Les députés membres de la Commission des secteurs sociaux ont passé une nuit blanche mercredi pour débattre de l’un des dossiers les plus sensibles de l’agenda social marocain: l’avenir du système de santé. Cette réunion marathon, présidée par Rachid Talbi Alami, président de la Chambre des représentants, a été marquée par la présence du ministre de la Santé et de la Protection sociale, Amine Tehraoui, qui fait face depuis plusieurs semaines à de vives critiques quant à la lenteur et aux insuffisances de la réforme en cours, indique le quotidien Al Ahdath Al Maghribia dans son édition du vendredi 3 octobre.
Les demandes d’explications, initiées par les groupes d’opposition, portaient sur la situation préoccupante de l’offre de soins et sur les mesures à mettre en œuvre pour accélérer la réforme afin de garantir aux Marocains un accès effectif aux soins et aux services de santé.
Lors des interventions, plusieurs parlementaires, dont Rachid Hammouni (PPS) et Mustapha Ibrahimi (PJD), ont insisté sur le caractère structurel de la crise. Selon eux, la refonte du système nécessitera «des années d’efforts», en raison notamment des inégalités d’accès aux soins, de l’exclusion persistante de certaines catégories sociales de la couverture médicale et de l’emprise croissante des cliniques privées.

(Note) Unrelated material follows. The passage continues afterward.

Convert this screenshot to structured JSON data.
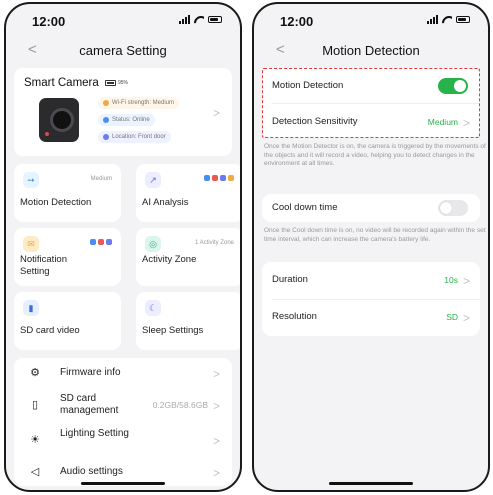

Face aux critiques, le ministre Amine Tehraoui a reconnu l’ampleur du problème, tout en affirmant qu’il n’existe pas de «solution miracle» pour combler le déficit chronique en ressources humaines, lit-on. Selon lui, l’unique levier reste l’augmentation progressive du nombre de places pédagogiques dans les facultés de médecine et de sciences infirmières.
Depuis 2019, le nombre de places offertes aux étudiants en médecine a quasiment triplé: de 2. 650 à 6.400 aujourd’hui, avec un objectif de 6.500 diplômés par an dans les prochaines années. Pour y parvenir, l’État a ouvert quatre nouvelles facultés de médecine à Laâyoune, Guelmim, Béni Mellal et Drâa-Tafilalet, qui travailleront en synergie avec les futurs centres hospitaliers universitaires (CHU) régionaux, écrit Al Ahdath Al Maghribia. L’ambition est de former localement et de retenir les médecins dans leurs régions d’origine.
Le ministre a toutefois exprimé son scepticisme concernant l’apport des médecins étrangers ou le retour massif des praticiens marocains établis à l’étranger. Seules 600 recrues ont été intégrées dans le cadre des programmes mis en place, un chiffre jugé «faible et non attractif», en raison notamment des contraintes administratives, du manque d’infrastructures adaptées et de la faiblesse des salaires proposés dans le public.
La stratégie gouvernementale mise également sur la formation des infirmiers. En cinq ans, le nombre de places en instituts de formation a connu une croissance spectaculaire: de 2.735 en 2019 à 9.500 aujourd’hui, soit une augmentation de 247%. Selon Amine Tehraoui, le nombre d’infirmiers a ainsi été multiplié par quatre en moins de cinq ans.
Malgré les chiffres avancés, le ton du débat parlementaire a montré l’ampleur des attentes. Les députés ont rappelé que la généralisation de la couverture sociale n’a de sens que si elle s’accompagne d’un service de santé public de qualité, accessible et équitable. Or, le chantier reste immense: pénurie de médecins, inégalités territoriales, dépendance croissante au privé et faible attractivité du secteur public.
Dans un pays où la santé est devenue l’un des principaux moteurs de la contestation sociale, la réforme du système sanitaire apparaît plus que jamais comme une course contre la montre pour le gouvernement.